Multi-Rater Consensus Learning for Modeling Multiple Sparse Ratings of Affective Behaviour
Author(s) -
Luca Romeo,
Temitayo Olugbade,
Massimiliano Pontil,
Nadia Bianchi-Berthouze
Publication year - 2023
Publication title -
ieee transactions on affective computing
Language(s) - English
Resource type - Journals
SCImago Journal Rank - 1.309
H-Index - 67
ISSN - 1949-3045
DOI - 10.1109/taffc.2023.3297270
Subject(s) - computing and processing , robotics and control systems , signal processing and analysis
The use of multiple raters to label datasets is an established practice in affective computing. The principal goal is to reduce unwanted subjective bias in the labelling process. Unfortunately, this leads to the key problem of identifying a ground truth for training the affect recognition system. This problem becomes more relevant in a sparsely-crossed annotation where each rater only labels a portion of the full dataset to ensure a manageable workload per rater.
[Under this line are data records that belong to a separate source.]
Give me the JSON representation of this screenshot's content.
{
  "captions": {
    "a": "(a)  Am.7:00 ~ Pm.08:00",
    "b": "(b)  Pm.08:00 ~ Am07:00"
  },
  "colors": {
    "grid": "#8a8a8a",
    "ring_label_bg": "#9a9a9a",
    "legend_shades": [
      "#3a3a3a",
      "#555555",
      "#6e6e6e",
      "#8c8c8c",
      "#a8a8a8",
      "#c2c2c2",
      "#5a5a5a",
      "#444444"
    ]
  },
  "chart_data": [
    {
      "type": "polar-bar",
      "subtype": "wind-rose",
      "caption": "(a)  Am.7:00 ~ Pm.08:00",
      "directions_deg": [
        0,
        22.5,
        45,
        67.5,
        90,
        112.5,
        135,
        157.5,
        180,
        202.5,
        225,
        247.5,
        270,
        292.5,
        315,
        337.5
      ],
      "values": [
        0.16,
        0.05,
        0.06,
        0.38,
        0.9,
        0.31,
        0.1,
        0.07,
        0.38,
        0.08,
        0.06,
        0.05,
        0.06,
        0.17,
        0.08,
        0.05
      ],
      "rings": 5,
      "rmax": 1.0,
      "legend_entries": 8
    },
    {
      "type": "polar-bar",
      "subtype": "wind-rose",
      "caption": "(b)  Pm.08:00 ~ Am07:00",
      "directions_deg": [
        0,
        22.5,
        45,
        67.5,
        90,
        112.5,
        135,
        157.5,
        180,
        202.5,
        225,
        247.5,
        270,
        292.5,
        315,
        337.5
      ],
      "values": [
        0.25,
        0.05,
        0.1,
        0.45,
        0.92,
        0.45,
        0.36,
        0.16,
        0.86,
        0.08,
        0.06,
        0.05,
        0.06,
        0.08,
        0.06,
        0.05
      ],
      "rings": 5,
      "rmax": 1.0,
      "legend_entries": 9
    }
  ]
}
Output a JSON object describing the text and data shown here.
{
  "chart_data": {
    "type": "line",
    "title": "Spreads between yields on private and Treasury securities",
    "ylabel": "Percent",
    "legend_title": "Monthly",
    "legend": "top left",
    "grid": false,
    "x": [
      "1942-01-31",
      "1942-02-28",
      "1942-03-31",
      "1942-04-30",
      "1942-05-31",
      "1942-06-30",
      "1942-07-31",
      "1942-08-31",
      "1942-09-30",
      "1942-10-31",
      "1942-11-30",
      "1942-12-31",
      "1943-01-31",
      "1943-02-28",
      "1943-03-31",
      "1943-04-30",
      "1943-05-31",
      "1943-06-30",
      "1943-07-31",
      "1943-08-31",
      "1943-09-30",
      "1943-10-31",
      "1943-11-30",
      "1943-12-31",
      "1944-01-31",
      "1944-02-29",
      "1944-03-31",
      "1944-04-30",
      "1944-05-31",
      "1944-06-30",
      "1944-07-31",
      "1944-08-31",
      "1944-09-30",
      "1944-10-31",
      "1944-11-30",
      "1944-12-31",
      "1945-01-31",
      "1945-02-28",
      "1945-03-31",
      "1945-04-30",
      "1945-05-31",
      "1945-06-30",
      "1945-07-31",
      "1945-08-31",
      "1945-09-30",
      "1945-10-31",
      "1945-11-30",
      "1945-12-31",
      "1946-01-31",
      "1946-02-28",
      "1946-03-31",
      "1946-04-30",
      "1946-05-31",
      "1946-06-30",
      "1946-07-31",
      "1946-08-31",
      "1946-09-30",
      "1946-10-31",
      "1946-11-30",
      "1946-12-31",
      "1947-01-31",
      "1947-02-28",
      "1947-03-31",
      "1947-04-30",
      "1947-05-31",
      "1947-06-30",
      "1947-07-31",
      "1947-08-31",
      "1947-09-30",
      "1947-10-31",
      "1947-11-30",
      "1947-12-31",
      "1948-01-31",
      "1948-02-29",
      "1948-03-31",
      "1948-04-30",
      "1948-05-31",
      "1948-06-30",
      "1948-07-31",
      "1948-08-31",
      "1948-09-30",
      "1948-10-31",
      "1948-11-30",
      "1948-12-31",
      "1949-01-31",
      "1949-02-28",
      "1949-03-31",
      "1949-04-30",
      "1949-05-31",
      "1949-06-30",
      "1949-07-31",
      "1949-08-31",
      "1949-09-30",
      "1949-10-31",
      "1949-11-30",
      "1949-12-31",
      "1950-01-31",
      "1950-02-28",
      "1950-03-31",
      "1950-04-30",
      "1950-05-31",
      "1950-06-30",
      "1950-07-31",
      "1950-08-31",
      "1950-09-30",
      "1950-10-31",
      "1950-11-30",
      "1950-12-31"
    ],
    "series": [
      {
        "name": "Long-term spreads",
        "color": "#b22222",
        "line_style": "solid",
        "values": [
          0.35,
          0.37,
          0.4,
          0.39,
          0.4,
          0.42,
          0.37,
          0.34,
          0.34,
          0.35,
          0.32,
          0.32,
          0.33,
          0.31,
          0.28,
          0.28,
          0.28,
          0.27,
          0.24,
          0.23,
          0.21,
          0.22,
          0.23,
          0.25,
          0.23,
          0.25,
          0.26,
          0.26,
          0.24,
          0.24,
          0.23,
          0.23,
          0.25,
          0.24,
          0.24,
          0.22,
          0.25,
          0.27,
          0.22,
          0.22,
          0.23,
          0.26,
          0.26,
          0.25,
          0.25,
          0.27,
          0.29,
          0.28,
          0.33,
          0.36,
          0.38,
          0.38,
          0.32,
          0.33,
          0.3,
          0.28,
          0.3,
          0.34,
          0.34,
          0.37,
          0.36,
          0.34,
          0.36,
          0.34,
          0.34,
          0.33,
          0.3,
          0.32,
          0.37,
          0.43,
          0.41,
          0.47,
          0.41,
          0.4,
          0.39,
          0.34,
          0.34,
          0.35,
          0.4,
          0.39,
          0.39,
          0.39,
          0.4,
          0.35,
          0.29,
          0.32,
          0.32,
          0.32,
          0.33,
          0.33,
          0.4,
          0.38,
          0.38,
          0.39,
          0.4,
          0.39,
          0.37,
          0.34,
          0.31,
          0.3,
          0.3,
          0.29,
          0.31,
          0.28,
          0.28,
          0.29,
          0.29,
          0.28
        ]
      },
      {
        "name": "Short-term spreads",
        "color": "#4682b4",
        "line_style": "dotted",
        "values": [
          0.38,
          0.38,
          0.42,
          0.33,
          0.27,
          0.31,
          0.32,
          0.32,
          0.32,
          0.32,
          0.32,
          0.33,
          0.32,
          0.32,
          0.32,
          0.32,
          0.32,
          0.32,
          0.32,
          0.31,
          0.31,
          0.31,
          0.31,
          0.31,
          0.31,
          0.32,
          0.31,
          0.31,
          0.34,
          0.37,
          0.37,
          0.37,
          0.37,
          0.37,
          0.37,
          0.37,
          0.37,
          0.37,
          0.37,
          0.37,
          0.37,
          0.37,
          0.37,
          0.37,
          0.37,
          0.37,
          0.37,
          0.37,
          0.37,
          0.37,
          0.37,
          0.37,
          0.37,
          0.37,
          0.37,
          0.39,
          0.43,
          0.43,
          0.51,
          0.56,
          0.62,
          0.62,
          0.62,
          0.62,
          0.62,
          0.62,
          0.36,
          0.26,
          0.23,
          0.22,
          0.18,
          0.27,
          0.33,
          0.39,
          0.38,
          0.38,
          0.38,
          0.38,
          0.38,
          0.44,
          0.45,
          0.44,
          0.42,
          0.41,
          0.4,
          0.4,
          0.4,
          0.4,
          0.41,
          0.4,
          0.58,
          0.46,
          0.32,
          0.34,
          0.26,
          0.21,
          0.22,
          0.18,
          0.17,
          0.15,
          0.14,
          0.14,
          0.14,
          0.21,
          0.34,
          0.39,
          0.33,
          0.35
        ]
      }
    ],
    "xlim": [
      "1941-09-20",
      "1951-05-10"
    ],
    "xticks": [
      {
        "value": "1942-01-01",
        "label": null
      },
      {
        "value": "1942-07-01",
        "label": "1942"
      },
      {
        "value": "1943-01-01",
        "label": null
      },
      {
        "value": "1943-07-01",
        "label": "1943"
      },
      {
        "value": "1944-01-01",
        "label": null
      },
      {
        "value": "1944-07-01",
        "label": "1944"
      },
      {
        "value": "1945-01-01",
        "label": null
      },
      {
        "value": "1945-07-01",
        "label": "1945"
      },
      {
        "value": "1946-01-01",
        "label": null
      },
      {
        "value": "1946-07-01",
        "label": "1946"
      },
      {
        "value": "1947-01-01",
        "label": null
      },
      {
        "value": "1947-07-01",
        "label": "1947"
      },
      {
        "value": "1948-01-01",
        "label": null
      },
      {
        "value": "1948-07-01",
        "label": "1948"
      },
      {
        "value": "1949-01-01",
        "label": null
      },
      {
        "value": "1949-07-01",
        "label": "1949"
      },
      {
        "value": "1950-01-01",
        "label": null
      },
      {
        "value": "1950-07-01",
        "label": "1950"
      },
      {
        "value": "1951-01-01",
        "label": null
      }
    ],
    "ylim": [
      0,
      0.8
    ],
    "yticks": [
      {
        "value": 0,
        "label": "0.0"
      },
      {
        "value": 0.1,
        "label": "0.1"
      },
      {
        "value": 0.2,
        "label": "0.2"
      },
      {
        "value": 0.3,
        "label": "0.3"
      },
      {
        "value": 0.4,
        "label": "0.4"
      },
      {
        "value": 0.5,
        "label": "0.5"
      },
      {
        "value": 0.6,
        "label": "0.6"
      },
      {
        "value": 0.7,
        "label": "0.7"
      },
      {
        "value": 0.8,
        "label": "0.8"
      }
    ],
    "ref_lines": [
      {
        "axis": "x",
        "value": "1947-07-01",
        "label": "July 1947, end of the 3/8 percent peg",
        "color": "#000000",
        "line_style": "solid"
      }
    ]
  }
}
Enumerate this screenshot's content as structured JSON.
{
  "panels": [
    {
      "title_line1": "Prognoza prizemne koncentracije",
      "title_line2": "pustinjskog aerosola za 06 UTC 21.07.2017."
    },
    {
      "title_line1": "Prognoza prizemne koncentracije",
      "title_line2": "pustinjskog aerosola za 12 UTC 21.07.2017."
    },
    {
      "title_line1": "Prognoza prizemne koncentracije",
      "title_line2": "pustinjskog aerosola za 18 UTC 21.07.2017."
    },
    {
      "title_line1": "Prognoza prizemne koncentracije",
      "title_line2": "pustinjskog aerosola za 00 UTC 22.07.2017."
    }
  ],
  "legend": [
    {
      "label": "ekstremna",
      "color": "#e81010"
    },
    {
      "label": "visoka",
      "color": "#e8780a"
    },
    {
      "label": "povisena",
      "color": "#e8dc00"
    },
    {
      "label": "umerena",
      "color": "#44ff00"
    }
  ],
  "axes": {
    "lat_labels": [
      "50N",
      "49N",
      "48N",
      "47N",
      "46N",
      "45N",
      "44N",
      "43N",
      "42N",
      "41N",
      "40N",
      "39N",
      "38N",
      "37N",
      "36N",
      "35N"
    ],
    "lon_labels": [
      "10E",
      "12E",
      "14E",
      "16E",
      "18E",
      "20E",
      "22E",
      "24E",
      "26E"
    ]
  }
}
In this article, we introduce a Multi-Rater Consensus Learning (MRCL) method which learns a representative affect recognition model that accounts for each rater's agreement with the other raters. MRCL combines a multitask learning (MTL) regularizer and a consensus loss. Unlike standard MTL, this approach allows the model to learn to predict each rater's label while explicitly accounting for the consensus among raters. We evaluated our approach on two different datasets based on spontaneous affective body movement expressions for pain behaviour detection and laughter type recognition respectively. The two naturalistic datasets were chosen for the different forms of labelling (different in affect, observation stimuli, and raters) that they together offer for evaluating our approach. Empirical results demonstrate that MRCL is effective for modelling affect from datasets with sparsely-crossed multi-rater annotation.